Date of Award


Degree Type


Degree Name

Doctor of Philosophy


Techniques have been both analyzed and developed for the estimation of a number of important haemodynamic parameters (including velocity, volume flow rate and shear rate) using a magnetic resonance (MR) scanner. Accurate estimation of these parameters is important because information about the haemodynamic state may (1) aid our understanding of vascular disease processes; and (2) provide a clinically-useful test for the presence of vascular disease.;The objectives of this thesis are: (1) the development of techniques that are necessary for the accurate and precise simulation of physiological flow waveforms in in vitro MR research; (2) the furthering of our understanding of the effects that temporal and convective accelerations have on MR phase contrast techniques; and (3) the introduction of a new technique for accurately measuring the fluid shear rate at the vessel wall.;The key components of the in vitro model system were a flow simulator and a flow rate sensor.

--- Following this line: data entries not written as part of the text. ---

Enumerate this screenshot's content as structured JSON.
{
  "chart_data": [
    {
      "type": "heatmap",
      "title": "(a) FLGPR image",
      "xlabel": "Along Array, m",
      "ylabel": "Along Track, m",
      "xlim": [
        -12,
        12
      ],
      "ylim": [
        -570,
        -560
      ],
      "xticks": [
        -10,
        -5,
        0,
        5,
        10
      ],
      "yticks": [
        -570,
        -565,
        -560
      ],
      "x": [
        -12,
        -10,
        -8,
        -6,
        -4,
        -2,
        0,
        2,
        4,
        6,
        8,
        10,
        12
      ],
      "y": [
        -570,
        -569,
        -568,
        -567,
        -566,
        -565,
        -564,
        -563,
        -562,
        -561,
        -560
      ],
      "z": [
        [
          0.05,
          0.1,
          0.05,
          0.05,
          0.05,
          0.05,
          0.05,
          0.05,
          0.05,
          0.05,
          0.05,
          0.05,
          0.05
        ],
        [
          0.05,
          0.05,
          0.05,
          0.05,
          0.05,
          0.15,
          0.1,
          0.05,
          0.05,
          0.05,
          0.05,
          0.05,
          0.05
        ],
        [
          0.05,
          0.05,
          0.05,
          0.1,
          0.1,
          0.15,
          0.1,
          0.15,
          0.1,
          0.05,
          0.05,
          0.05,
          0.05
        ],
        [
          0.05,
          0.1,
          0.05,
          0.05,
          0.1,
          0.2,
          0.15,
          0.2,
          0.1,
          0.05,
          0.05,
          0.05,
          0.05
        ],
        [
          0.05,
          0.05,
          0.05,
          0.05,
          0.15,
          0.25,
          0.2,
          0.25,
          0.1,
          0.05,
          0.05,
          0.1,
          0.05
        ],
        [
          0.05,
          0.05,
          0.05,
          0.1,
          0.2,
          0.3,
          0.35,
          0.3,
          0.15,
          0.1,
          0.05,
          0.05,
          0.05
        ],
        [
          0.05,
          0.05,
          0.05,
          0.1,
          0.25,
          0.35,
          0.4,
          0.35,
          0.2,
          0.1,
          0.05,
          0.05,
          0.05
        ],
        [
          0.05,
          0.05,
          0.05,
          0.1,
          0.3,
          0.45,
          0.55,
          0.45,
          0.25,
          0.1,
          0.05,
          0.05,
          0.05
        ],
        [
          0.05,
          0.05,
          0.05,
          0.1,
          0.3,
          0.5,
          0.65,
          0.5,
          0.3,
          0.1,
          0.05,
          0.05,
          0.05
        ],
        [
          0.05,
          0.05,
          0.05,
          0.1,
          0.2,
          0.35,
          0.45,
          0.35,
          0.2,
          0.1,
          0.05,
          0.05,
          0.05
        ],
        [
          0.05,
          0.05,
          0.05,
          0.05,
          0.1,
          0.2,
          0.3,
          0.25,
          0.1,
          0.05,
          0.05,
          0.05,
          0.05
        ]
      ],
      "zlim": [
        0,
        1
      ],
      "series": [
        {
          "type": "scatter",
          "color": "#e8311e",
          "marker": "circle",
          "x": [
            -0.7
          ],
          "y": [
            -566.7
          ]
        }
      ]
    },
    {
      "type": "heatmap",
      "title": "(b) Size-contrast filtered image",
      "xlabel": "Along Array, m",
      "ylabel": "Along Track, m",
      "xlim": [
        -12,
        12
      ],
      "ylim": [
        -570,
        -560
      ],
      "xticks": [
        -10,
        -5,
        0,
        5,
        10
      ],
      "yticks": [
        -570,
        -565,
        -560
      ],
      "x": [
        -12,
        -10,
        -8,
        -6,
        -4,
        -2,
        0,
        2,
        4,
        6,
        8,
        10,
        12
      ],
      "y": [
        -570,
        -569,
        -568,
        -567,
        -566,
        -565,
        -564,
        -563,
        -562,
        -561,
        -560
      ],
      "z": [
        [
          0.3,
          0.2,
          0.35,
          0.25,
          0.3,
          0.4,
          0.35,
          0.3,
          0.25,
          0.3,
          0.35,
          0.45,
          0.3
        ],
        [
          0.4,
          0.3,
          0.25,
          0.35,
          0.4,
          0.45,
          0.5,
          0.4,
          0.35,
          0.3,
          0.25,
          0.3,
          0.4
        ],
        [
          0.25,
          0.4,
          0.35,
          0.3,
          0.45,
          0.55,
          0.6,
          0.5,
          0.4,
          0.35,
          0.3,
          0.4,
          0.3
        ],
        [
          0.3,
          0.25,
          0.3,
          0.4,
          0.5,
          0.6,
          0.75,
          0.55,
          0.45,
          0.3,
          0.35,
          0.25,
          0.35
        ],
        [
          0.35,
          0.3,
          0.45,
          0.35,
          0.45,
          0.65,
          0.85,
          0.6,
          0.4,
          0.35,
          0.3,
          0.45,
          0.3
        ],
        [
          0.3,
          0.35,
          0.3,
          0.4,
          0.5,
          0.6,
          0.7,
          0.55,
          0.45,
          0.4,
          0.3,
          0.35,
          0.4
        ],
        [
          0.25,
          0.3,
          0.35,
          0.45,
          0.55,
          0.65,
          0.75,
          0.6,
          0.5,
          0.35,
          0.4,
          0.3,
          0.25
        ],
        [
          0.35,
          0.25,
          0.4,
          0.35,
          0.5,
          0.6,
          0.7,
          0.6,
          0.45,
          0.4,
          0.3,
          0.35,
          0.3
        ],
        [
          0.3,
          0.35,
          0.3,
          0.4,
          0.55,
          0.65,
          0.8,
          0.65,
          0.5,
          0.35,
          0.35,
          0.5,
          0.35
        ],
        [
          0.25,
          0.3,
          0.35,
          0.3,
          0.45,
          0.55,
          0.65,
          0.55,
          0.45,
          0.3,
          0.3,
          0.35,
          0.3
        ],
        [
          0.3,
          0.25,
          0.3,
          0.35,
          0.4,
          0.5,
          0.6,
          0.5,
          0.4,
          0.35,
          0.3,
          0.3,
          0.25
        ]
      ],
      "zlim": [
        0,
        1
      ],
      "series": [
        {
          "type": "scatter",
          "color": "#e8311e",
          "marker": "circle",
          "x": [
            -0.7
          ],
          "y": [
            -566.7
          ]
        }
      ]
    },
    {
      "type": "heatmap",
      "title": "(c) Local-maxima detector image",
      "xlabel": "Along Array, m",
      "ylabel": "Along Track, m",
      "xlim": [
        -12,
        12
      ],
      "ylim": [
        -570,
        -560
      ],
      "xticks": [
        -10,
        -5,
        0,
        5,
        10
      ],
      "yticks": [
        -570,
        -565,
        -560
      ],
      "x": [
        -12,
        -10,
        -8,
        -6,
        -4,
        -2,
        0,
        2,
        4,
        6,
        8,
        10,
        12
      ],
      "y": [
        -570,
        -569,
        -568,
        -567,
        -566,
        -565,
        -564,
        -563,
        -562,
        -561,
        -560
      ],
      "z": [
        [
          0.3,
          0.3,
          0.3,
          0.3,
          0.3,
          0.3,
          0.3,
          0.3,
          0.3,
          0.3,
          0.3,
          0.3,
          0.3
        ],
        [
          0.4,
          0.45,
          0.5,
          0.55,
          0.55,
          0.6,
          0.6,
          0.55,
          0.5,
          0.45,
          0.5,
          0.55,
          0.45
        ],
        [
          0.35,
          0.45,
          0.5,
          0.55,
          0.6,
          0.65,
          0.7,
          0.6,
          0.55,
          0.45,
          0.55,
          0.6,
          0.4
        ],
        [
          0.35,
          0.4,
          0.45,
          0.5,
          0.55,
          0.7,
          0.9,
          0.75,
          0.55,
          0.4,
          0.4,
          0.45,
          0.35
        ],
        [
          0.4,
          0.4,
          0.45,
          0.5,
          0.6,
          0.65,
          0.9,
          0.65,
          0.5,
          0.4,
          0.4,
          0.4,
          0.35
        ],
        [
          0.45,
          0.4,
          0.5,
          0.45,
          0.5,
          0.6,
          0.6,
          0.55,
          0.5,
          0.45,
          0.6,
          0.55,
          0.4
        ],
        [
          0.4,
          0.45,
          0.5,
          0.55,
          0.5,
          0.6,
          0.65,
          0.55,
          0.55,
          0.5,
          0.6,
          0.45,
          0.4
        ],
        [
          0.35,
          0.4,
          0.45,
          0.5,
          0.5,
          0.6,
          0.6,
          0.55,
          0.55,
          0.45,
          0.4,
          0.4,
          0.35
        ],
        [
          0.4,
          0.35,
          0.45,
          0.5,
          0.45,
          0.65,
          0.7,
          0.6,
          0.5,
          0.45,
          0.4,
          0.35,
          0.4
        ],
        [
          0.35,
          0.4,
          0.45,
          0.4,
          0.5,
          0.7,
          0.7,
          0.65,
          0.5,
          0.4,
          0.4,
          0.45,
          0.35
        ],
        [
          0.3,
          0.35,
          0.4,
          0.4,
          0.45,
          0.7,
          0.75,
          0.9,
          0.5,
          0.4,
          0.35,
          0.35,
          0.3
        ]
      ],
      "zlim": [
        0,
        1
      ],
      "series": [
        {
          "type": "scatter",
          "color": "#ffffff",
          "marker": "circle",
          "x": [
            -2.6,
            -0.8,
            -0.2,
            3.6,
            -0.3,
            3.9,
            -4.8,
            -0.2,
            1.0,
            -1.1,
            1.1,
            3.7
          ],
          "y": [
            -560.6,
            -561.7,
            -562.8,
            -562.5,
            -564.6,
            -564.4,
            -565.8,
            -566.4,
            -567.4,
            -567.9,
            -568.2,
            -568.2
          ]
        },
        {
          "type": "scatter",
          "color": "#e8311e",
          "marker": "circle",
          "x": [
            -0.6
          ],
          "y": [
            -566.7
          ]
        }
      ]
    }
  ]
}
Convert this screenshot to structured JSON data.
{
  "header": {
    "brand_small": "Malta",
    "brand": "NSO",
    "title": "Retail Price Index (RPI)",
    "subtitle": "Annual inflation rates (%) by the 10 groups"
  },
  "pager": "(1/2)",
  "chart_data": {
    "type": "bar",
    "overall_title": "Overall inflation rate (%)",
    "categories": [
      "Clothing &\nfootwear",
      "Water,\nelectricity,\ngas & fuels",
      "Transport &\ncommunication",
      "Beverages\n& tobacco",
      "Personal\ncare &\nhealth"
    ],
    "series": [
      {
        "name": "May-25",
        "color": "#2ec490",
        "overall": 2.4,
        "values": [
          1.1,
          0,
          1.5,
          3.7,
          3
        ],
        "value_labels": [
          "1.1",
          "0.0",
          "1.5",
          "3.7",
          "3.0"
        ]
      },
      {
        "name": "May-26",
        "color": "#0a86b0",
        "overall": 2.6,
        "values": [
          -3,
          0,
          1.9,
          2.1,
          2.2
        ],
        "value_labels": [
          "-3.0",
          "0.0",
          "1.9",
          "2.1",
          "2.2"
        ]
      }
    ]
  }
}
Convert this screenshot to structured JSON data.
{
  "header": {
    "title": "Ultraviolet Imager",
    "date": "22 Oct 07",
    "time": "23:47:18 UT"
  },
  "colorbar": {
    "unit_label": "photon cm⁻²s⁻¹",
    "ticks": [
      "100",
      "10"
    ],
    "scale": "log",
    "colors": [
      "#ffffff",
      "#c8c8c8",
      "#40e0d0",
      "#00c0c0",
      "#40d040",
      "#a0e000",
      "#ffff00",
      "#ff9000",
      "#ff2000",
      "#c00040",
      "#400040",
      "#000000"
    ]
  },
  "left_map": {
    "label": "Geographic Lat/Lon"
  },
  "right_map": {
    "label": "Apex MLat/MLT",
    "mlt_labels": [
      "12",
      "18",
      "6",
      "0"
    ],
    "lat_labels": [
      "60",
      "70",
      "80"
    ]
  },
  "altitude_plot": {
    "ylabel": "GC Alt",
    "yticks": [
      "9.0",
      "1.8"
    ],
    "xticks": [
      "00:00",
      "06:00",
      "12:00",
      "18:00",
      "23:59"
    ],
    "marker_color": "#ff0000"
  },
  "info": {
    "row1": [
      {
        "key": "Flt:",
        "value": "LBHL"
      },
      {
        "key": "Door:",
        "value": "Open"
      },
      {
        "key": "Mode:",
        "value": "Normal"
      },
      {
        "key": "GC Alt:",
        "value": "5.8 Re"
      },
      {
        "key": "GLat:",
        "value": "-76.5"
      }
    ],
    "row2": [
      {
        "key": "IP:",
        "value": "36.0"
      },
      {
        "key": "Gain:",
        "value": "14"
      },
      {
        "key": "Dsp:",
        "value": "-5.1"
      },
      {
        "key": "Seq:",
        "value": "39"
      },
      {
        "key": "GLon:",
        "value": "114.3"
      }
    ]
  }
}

The performance of a computer-controlled flow simulator was evaluated to ensure that both constant and arbitrary pulsatile flow waveforms could be generated within the MR scanner bore. The limitations imposed by the effects of the compliant tubing and piston turnaround were identified and overcome. Second, a volume-flow rate sensor was adapted so that the flow waveform within the magnet bore could be independently quantified.;The effect of acceleration on the accuracy of phase contrast (PC) velocity measurements was investigated and found to cause a class of displacement artifacts in the velocity estimates. A formalism was developed to explain these errors and verified experimentally. The effects of acceleration between PC acquisitions was investigated for gated techniques, and found to cause a frequency-domain filtering of the time series velocity estimates. The filter kernels are described analytically and verified experimentally.;Finally, this thesis presents a novel technique for estimating the fluid shear rate at the vessel wall. The procedure involved collecting the entire velocity distribution within each voxel using Fourier-encoded velocity imaging, and then inverting this distribution to estimate the velocity profile within the voxel. Simulation and preliminary experiments have shown that this technique makes accurate shear rate estimates near the wall.